In July 2012, I had a long, thoughtful chat with BlackBerry CEO Thorsten Heins about everything BlackBerry. Our conversation came at a crucial time for the company. The BlackBerry 10 OS had already been delayed multiple times, the company was at the center of endless doom-and-gloom rumors and Heins, who took on the chief executive reins just six months earlier, had a whole lot to prove. 

Today, a year later, Heins and team have released two BlackBerry 10 devices, the all-touch BlackBerry Z10 and the QWERTY-keyboard-equipped BlackBerry Q10. And images and details on the next iteration of the Z10, the BlackBerry "A10" or "Z30," are leaking left and right. But BlackBerry isn't much better off than it was a year ago.

In fact, "the Company's Board of Directors has formed a Special Committee to explore strategic alternatives to enhance value and increase scale in order to accelerate BlackBerry 10 deployment. These alternatives could include, among others, possible joint ventures, strategic partnerships or alliances, a sale of the Company or other possible transactions."

In other words, things didn't exactly turn out the way Heins and Co. had hoped. In July 2012, I asked Heins for a few predictions, and now, just over a year later, it's time to assess those predictions.

The following text is pulled from my Q&A with Heins. (New comments appear in italics.)

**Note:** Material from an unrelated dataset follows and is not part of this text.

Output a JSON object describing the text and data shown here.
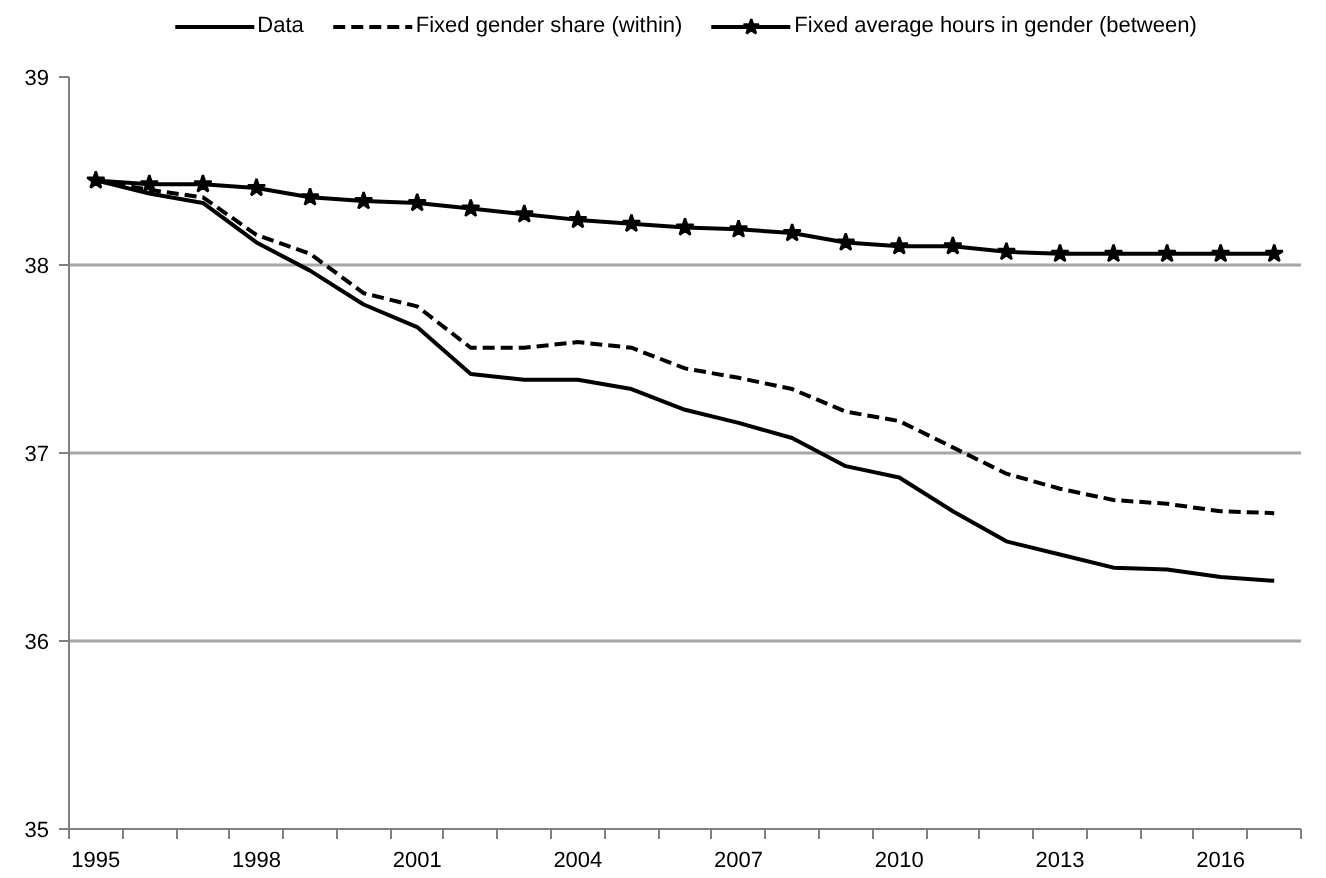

Sacco: Something I hear very often is that RIM "failed to innovate" and that a "lack of innovation" led to the fix that RIM's now in. Is it that simple? Did RIM fail to innovate?
Heins:I would not say that we failed to innovate. RIM is still a very innovative company. BlackBerry 10 will absolutely prove this.

I won't say whether or not I think BlackBerry is a very innovation company, because my opinion at this point is irrelevant today. In fact, it doesn't really matter if BlackBerry is innovative or not; BlackBerry 10 is being received in the market the way BlackBerry wanted and needed it to.

Sacco: Will BlackBerry 10 solve all of RIM's problems? Or are we looking at two or three more years before faith in RIM is restored?

Heins Faith in RIM and the financial expression of that are two different things. I'm not happy with the situation at RIM either. Who can be happy and satisfied with where we are? What I am satisfied with is that I know we have a path to the future with BlackBerry 10, because I see it.

In January with the full touch device and the QWERTY coming, I think we will reinstall faith in RIM. That's what we're working on&I have faith in the future. My team is working relentlessly to create that future.